What disappeared and what replaces it
INAI was no ordinary body in the democratic framework. Until its elimination it guaranteed two rights — access to public information and personal data protection — held functional and financial autonomy, and its seven commissioners were appointed by the Senate with a two-thirds majority. Its functions were split: access to information went to a new sub-ministerial body, Transparency for the People, and data protection passed to the Anti-Corruption and Good Government Secretariat (SABG); 18 new federal transparency authorities were also envisaged and the number of commissioners was cut from seven to one.
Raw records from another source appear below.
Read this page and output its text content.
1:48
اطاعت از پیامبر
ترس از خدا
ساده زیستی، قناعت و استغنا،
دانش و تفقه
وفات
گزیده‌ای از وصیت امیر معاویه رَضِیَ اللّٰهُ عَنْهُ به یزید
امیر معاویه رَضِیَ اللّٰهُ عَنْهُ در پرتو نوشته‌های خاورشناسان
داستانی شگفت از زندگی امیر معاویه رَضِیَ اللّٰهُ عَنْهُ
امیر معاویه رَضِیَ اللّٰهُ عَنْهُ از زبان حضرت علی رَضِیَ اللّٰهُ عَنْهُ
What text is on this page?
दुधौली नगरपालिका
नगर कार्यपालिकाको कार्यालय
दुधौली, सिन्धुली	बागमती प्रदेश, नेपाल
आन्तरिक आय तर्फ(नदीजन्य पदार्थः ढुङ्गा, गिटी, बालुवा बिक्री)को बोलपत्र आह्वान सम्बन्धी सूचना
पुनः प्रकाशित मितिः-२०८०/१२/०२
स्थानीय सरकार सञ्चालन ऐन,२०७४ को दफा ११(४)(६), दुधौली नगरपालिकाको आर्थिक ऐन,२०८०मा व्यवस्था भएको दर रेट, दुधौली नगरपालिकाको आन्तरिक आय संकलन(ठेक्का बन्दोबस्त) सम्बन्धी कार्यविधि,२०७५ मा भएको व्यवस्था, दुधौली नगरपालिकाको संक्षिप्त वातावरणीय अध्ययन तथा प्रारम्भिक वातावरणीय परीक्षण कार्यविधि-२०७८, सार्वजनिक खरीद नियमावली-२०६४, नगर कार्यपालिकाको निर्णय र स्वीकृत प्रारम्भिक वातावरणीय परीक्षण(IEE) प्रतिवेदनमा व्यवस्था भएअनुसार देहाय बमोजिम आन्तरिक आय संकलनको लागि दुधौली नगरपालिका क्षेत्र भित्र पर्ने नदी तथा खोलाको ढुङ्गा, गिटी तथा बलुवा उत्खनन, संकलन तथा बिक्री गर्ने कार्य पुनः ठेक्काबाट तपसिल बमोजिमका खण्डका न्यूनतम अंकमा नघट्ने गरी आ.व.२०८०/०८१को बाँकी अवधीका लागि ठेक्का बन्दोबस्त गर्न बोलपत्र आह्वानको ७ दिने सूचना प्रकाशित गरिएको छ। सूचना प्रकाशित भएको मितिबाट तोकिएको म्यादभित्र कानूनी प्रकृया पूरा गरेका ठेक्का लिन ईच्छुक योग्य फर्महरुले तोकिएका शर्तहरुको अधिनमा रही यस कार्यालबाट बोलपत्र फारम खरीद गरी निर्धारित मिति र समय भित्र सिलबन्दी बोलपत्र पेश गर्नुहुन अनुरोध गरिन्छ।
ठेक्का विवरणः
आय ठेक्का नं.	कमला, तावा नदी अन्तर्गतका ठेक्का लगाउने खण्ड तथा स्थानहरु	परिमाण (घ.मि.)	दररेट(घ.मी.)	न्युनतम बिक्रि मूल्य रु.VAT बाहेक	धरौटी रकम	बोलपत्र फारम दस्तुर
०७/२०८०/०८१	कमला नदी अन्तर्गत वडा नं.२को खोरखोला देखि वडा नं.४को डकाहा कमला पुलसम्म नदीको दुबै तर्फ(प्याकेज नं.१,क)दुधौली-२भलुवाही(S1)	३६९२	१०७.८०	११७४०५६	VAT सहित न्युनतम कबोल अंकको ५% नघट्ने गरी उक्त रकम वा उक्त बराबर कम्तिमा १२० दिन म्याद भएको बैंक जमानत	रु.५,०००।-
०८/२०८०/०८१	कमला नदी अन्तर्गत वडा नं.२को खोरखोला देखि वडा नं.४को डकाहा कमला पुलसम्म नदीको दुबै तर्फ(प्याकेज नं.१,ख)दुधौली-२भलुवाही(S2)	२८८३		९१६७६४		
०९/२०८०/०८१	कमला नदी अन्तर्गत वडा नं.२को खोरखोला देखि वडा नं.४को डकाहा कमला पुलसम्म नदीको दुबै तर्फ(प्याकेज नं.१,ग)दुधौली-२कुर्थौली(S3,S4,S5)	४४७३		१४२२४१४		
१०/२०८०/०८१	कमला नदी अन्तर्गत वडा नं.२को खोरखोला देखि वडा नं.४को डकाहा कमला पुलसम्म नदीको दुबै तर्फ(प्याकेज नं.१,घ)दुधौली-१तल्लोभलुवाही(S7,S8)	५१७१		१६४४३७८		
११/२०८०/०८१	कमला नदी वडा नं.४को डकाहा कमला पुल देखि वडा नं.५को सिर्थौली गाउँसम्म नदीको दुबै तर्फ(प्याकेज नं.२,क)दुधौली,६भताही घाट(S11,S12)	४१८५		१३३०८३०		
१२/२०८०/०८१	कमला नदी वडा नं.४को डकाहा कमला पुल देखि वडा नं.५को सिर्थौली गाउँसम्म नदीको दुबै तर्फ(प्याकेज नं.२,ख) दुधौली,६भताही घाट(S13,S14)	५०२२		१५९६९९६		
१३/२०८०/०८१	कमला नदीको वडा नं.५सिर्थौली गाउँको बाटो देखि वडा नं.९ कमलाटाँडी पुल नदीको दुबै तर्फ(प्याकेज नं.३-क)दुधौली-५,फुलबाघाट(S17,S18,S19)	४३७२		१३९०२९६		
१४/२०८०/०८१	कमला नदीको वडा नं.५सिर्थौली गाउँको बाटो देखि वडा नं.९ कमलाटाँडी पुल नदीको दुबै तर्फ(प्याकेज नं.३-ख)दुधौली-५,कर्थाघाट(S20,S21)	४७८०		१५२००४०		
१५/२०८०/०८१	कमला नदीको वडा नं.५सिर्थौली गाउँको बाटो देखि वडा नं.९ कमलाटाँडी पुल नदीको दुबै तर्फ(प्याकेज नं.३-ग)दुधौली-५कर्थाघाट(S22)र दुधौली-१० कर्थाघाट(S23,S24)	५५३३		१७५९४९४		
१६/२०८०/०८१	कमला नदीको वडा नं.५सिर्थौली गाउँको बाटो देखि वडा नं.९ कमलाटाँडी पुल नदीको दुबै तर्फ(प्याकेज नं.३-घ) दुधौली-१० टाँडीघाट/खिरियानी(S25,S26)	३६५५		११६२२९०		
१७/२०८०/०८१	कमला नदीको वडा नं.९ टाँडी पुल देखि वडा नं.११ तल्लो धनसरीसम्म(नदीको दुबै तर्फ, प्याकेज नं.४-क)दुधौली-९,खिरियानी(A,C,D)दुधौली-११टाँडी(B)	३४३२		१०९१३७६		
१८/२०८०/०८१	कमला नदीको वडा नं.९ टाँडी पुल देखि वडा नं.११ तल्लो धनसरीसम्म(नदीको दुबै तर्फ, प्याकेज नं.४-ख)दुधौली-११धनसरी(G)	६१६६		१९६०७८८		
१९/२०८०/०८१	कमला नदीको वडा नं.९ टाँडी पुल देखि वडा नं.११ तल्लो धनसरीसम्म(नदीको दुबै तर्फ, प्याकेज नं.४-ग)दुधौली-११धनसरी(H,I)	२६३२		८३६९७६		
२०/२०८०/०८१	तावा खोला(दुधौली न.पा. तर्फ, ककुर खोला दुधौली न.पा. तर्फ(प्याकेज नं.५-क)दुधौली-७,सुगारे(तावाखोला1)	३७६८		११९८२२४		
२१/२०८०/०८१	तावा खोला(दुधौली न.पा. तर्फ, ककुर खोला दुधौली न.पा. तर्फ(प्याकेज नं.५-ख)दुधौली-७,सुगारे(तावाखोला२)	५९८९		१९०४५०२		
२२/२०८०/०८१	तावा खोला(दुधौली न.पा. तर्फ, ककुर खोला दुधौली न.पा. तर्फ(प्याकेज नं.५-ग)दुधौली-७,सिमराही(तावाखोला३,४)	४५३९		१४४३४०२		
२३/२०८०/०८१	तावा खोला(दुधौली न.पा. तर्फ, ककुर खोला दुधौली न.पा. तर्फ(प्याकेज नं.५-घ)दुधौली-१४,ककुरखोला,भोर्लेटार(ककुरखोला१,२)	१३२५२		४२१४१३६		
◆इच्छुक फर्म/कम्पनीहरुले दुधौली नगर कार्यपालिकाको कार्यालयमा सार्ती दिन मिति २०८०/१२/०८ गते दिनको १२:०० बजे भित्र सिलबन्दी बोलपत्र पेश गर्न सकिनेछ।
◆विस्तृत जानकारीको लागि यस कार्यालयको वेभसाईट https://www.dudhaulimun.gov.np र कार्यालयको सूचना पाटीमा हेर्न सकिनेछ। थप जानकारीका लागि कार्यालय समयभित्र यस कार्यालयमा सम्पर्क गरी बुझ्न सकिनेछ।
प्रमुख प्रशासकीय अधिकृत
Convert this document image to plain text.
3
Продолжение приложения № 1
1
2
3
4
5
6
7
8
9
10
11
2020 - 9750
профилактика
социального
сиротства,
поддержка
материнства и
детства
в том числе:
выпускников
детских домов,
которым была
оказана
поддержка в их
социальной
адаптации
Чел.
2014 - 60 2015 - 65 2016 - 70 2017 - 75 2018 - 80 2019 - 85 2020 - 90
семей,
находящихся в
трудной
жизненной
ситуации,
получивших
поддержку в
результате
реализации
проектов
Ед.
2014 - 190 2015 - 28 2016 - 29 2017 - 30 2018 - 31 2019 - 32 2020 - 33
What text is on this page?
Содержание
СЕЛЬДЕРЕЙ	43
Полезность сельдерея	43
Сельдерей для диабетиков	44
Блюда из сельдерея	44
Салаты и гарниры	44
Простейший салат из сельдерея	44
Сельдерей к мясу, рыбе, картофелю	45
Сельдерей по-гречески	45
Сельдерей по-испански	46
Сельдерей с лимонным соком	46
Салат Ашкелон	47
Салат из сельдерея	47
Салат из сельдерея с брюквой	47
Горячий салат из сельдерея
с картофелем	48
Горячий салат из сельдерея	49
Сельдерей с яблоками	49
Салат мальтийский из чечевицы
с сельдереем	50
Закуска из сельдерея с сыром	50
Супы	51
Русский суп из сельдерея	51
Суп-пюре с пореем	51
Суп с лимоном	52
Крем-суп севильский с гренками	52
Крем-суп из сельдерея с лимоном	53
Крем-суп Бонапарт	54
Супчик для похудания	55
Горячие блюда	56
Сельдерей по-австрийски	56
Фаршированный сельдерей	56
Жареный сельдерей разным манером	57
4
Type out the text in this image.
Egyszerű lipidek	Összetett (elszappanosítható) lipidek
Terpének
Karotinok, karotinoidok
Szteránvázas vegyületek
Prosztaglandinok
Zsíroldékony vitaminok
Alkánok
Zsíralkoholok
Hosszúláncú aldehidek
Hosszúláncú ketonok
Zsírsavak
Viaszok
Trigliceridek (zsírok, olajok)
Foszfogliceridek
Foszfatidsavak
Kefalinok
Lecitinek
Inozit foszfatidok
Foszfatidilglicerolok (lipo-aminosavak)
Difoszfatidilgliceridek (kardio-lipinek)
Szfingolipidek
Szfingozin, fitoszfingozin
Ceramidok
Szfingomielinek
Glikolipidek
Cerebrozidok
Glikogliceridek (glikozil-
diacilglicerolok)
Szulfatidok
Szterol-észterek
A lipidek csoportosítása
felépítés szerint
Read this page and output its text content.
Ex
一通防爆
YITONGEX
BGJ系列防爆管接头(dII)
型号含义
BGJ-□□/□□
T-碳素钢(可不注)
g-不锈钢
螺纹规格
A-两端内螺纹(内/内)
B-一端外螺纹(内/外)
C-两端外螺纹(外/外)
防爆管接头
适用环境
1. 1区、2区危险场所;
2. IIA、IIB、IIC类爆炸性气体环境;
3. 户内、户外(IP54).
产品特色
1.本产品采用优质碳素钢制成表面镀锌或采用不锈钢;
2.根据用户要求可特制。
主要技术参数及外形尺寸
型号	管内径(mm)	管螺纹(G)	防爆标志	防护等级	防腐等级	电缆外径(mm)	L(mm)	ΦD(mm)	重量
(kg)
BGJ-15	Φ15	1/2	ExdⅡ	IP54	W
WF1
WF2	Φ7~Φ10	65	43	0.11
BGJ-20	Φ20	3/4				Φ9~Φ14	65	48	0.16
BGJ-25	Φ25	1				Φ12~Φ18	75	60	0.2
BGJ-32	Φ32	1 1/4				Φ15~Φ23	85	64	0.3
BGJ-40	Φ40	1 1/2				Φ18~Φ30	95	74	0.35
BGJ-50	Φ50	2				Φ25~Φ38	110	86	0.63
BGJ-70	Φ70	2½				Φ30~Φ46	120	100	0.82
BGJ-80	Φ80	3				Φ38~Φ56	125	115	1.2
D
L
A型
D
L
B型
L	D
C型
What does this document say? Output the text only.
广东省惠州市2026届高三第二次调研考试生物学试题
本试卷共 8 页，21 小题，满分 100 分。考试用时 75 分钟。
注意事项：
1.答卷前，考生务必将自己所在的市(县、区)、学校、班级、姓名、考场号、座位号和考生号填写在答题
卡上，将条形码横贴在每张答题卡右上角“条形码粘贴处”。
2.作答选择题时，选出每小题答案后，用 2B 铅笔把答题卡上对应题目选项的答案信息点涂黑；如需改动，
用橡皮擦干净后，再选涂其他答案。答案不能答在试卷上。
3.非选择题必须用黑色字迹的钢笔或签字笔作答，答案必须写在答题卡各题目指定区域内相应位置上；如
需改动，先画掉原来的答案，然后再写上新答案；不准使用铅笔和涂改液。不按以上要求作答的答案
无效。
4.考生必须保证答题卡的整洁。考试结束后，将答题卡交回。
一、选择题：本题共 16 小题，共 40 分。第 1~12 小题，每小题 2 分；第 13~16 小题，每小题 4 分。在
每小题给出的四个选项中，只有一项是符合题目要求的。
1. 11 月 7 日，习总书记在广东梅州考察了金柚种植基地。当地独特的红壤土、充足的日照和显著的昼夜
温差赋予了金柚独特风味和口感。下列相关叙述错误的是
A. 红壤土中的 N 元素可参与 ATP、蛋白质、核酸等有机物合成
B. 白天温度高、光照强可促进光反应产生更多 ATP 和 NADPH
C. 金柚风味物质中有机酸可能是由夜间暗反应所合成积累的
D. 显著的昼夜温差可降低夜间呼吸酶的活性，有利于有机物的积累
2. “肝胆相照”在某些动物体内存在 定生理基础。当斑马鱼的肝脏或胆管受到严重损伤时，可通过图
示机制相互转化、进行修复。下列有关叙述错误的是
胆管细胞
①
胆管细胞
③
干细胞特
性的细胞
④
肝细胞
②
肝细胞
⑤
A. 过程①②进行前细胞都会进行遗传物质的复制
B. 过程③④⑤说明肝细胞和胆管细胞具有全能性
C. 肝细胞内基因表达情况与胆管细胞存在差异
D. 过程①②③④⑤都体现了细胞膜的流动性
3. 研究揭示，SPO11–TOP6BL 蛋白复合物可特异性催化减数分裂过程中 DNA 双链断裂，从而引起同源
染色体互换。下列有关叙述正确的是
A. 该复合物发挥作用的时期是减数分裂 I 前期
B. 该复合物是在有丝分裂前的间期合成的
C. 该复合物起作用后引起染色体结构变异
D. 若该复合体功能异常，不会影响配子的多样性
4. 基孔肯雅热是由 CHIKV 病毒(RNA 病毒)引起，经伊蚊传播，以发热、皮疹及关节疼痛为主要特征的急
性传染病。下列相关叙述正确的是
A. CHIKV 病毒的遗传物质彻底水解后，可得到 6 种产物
The government itself framed the change in terms of efficiency. The Presidency said the new secretariat would absorb about 80 percent of INAI’s functions with only 35 percent of its structure, and the SABG stated it was ready to take on those tasks and strengthen the security of personal data.
The institutional vacuum
The calendar, however, did not keep up with the design. According to an analysis by the magazine Proceso published in early 2026, the states were required to adapt their constitutions and create new guarantor authorities, but the deadlines were not met and, in practice, the local institutes were wound down before their substitutes were operating. The result, the publication described, is a vacuum that leaves citizens without clarity on which authority is competent when an agency denies information, with a real paralysis of the appeals against denials — the mechanism to challenge a refusal — and a rise in information withholdings, even on sensitive matters.
Two readings
The file admits, once again, two narratives sustained by different sources. On the executive’s side, the reform is a simplification that saves resources and centralizes in a single structure tasks that were previously scattered. On the critical side, the organization R3D warned that the new law does not project the secretariat as a body that gives account, since it removes its obligation to report to Congress, and that the framework missed the chance to set clear data-protection obligations for private parties. Specialists consulted by Mexican outlets added that the new laws did not update matters such as biometric data, artificial intelligence or social-digital networks, and that the regulations due in the months after they took effect were missing.
Why it matters for a data newsroom
The underlying point goes beyond Mexico. Transparency is the precondition for data journalism and accountability: without a guarantor that can order information released and sanction refusals, the right exists on paper but becomes hard to exercise. The question the case leaves open is not whether the new secretariat can carry the 14 million records the National Transparency Platform already hosted, but whether an authority lacking the independence of the body it replaces can compel the very government it answers to to open what it would rather keep closed. That answer, more than a year on, is still being built state by state.